I find rust generally more terse than both C and - especially Go, to which rust was compared upthread. Writing out lifetimes explicitly can be confusing. But I don't think it adds that much syntactic noise. Maybe 1/20 functions in my code have explicit lifetimes. That will confuse beginners, but I don't think its too bad once you're used to them.
> And, dealing with pointers ultimately introduces multiple layers of concepts that you don't necessarily run into with C++/Go/Java.
This is my #1 complaint about rust's syntax. If you ever need to interact with raw pointers within unsafe blocks, I feel like the language really fights you. It seems so strange, too - since unsafe blocks are exactly the place where it matters the most that my code is easy to read. Improving the syntax around pointers (for example by adding C's -> operator) would make unsafe blocks clearer.
Rust has plenty of syntax coming straight from ML (okay, not straight, probably through OCaML)
Pattern matching, destructuring, expressions everywhere, etc are stuff that C/Go never even heard about.
But if I was working in C++ and had a choice of C++ or Rust, I’d go Rust based on this.
Go get this completely wrong! It use a tuple rather than an enum for potential errors. This means you can forget to check errors and just use the invalid (nil?) return value from the function.

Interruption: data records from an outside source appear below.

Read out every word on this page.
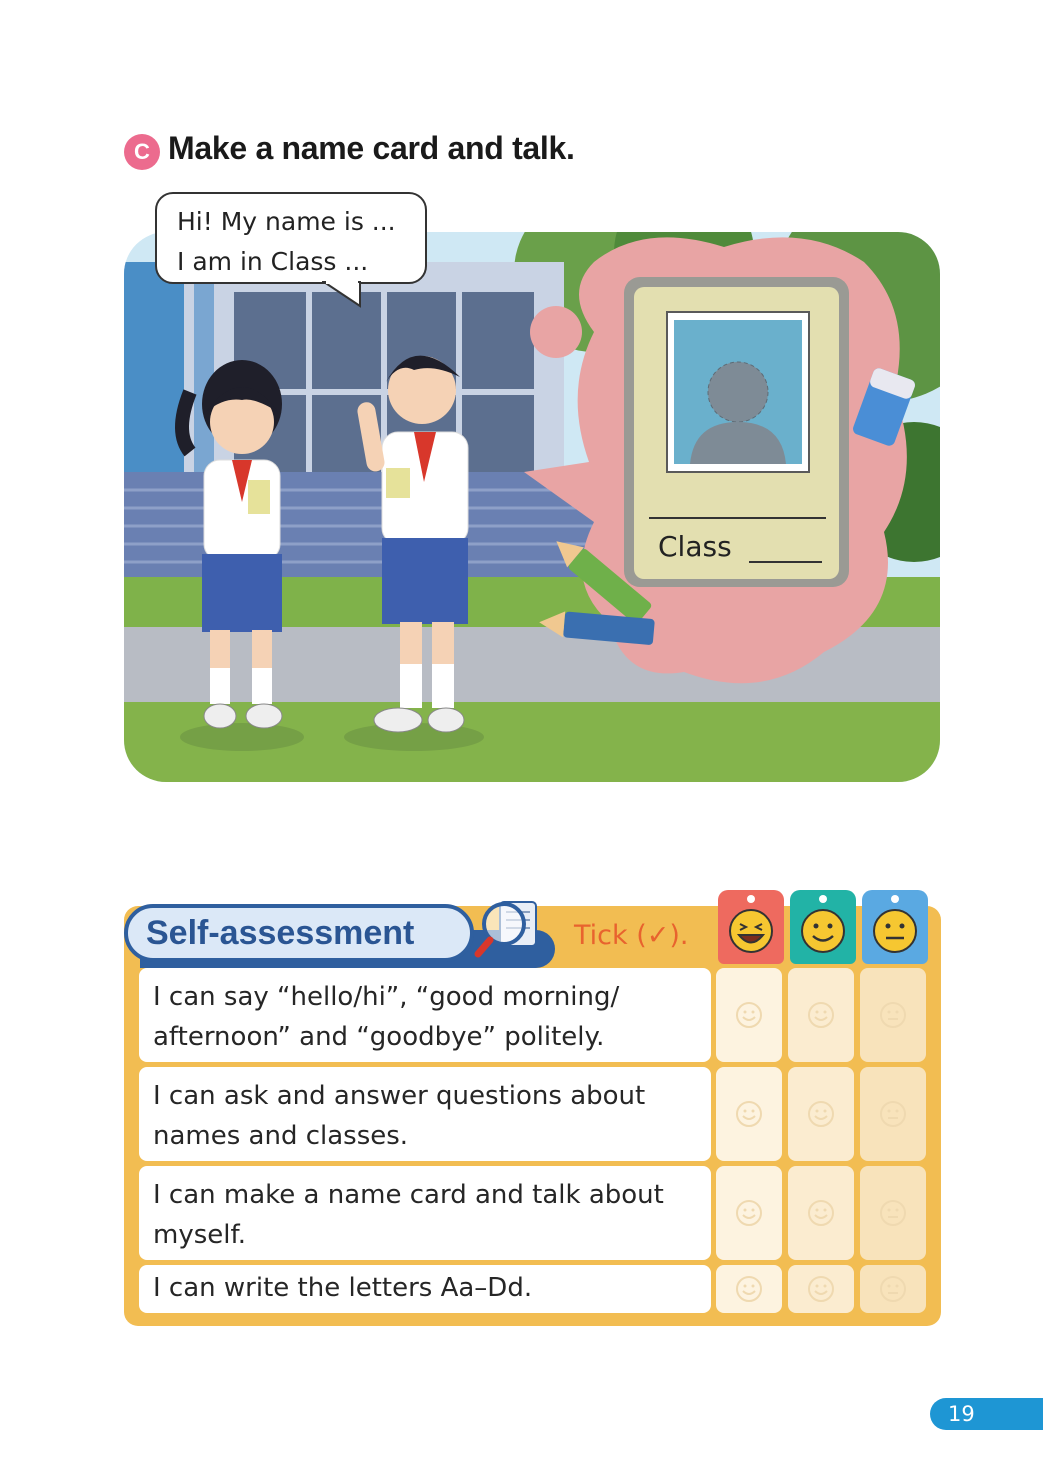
C Make a name card and talk.
Hi! My name is ...
I am in Class ...
Class
Self-assessment	Tick (✓).
I can say “hello/hi”, “good morning/
afternoon” and “goodbye” politely.
I can ask and answer questions about
names and classes.
I can make a name card and talk about
myself.
I can write the letters Aa–Dd.
19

On the other hand, rust uses the Either enum to force you to handle the error. Alternatively you can use the ? operator to pass it to the calling function, which is reflected in the enclosing function's type.
It's a product of functional programming, and for me I can't see how you would ever want to handle errors outside of the functional programming railway-oriented style. For me it's just superior.
It's absolutely possible to compute wrong pointer offsets. It's absolutely possible to dereference nil. It's absolutely possible to bork ownership and have multiple thread trample a struct. It's absolutely possible to reinterpret memory the wrong way.
I do agree that UAF is not possible (in most cases) due to the GC. That array indexing out of bounds is not possible. But it is by no means "memory safe" to the level Rust is.
This is specifically the one place where go is not memory safe IMO.
> It's absolutely possible to compute wrong pointer offsets.
In Go? Without the `unsafe` package (at which point you are explicitly opting out)? How? There's no pointer offset in the first place.
> It's absolutely possible to dereference nil.
Yeah, but that's safe defined behavior in go equivalent to "unwrap"ing a None option in rust. It reliably crashes. It's not like C where it's undefined behavior and you might crash of you might just corrupt random memory or have the optimizer make your code do something even stranger.
It's (really the lack of non-nil types) is one of many reasons why go doesn't produce as reliable software as rust, but it's not a memory safety issue.
> It's absolutely possible to reinterpret memory the wrong way.
Again, without the unsafe package? How?
Until you stumble upon the countless footguns. At least they generally don’t lead to memory unsafety, just garbage data.
Data Race Patterns in Go
I mean, at that point pretty much every language would be a decent choice.
>great error handling
why people so confident being so wrong???